Roses have always been my favourite flower. I’m not alone in that obviously; without even stopping to think or research any, I can think of countless every day expressions that we use in every day parlance; ‘ a rose by any other name’, ‘a rose between two thorns’, ‘coming up smelling of roses’ and so on.
As a child I remember my Nana loved them and had several abundant bushes in her sunny garden in Thornton Cleveleys where I played during precious holiday visits (while waiting for the adults to assemble buckets and spades for the beach). She used to throw her cold tea from the teapot on her roses, complete with tea-leaves, and evidently they thrived on it.
At home, my Mum – never really a keen gardener – struggled with the claggy clay soil of our Northampton new-build 1970’s home to create a border with a select few specimens of rose. As they grew up in tandem with me, one in particular captured my childhood heart. It’s beautiful pale yellow blooms were edged with a delicate pink hue and this subtle pastel two-tone always struck me as far surpassing all the other monotone (though still lovely) roses she had planted. It always seemed to personify perfection somehow. I was told its name was Peace. At the time, as a child, Peace was a fairly meaningless concept; it was just a name to me.
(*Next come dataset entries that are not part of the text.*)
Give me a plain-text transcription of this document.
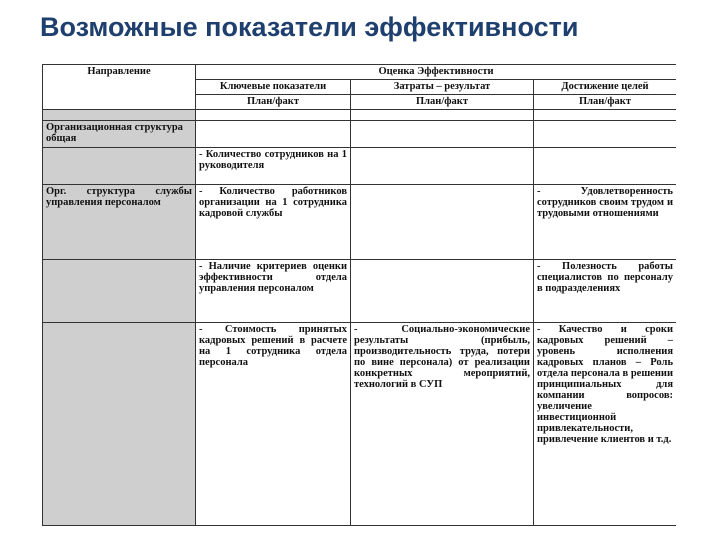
Возможные показатели эффективности
Направление	Оценка Эффективности		
	Ключевые показатели	Затраты – результат	Достижение целей
	План/факт	План/факт	План/факт

Организационная структура общая			
	- Количество сотрудников на 1 руководителя		
Орг. структура службы управления персоналом	- Количество работников организации на 1 сотрудника кадровой службы		- Удовлетворенность сотрудников своим трудом и трудовыми отношениями
	- Наличие критериев оценки эффективности отдела управления персоналом		- Полезность работы специалистов по персоналу в подразделениях
	- Стоимость принятых кадровых решений в расчете на 1 сотрудника отдела персонала	- Социально-экономические результаты (прибыль, производительность труда, потери по вине персонала) от реализации конкретных мероприятий, технологий в СУП	- Качество и сроки кадровых решений – уровень исполнения кадровых планов – Роль отдела персонала в решении принципиальных для компании вопросов: увеличение инвестиционной привлекательности, привлечение клиентов и т.д.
As I grew into adulthood and began to tend gardens of my own, roses continued to make an impression. The gable end of my cottage in Linton-in-Craven had a beautiful old climbing rose with a mass of delicate pink blooms and I spent many a summer evening feverishly dead-heading and revelling in the renewed buds. Happy days.
Peace always stuck in my memory though. As the years went on and I sought to grow more roses in my Grassington cottage garden, I fruitlessly searched garden centres for its name. It seemed the rose was no longer fashionable. By now, the significance of its name, and my inability to find it, did not escape me. Finally, however, I eventually found one courtesy of the internet and added it to my Christmas list.
I finally planted Peace in the depths of winter and was reminded of the beautiful Janis Joplin song which I sing occasionally, ‘The Rose’; ‘far beneath those bitter snows, lies the seed that with the sun’s love in spring becomes the rose’. It took a while though. While other roses in the garden flourished, my poor Peace was very feeble. Eventually it did bloom a single flower, once a year if I was lucky, which simply made it all the more precious.
It felt very fitting that when I moved house next, I found myself living in a ‘Rose Cottage’. A fabulous rambling rose in the rear garden is a mass of tiny blossom like foam in the summer, while the front of the house is home to tall climbers that wave in front of our bedroom window in rich orange and arch over my office door in pretty pink. I’ve planted many more.
I couldn’t bear to leave Peace behind when we moved here, so I carefully uprooted her (it must be a her, surely) and planted her in the sunniest, most sheltered corner of the garden as I have read that roses don’t like wind. Thankfully she survived and once again I have watched her painfully slow growth. This year in Spring I was rewarded once again with a single perfect bloom. I shared it on social media in the hope it would lift a few other hearts as it did mine.
This autumn, a friend passed me a well-thumbed old paperback published in the 1970s called For Love of a Rose by Antonia Ridge. The cover featured an image that mirrored the one I’d posted and the sub-head read ‘story of the creation of the famous Peace rose’. The book had belonged to her mother, a survivor of the holocaust, and she asked if I would like to borrow it. Naturally, I was very touched. The book, a true story, was as lovely as the rose itself; moving and remarkable. I can’t do justice it to it one blog post, but I do attach below three images of pages from towards the end of the book which distil some of its essence. Uncannily, my finishing reading the book coincided exactly with my Peace producing a single flower for the autumn, just in time for me to return the book to my friend along with the bloom in a vase. This really is one very, very special rose.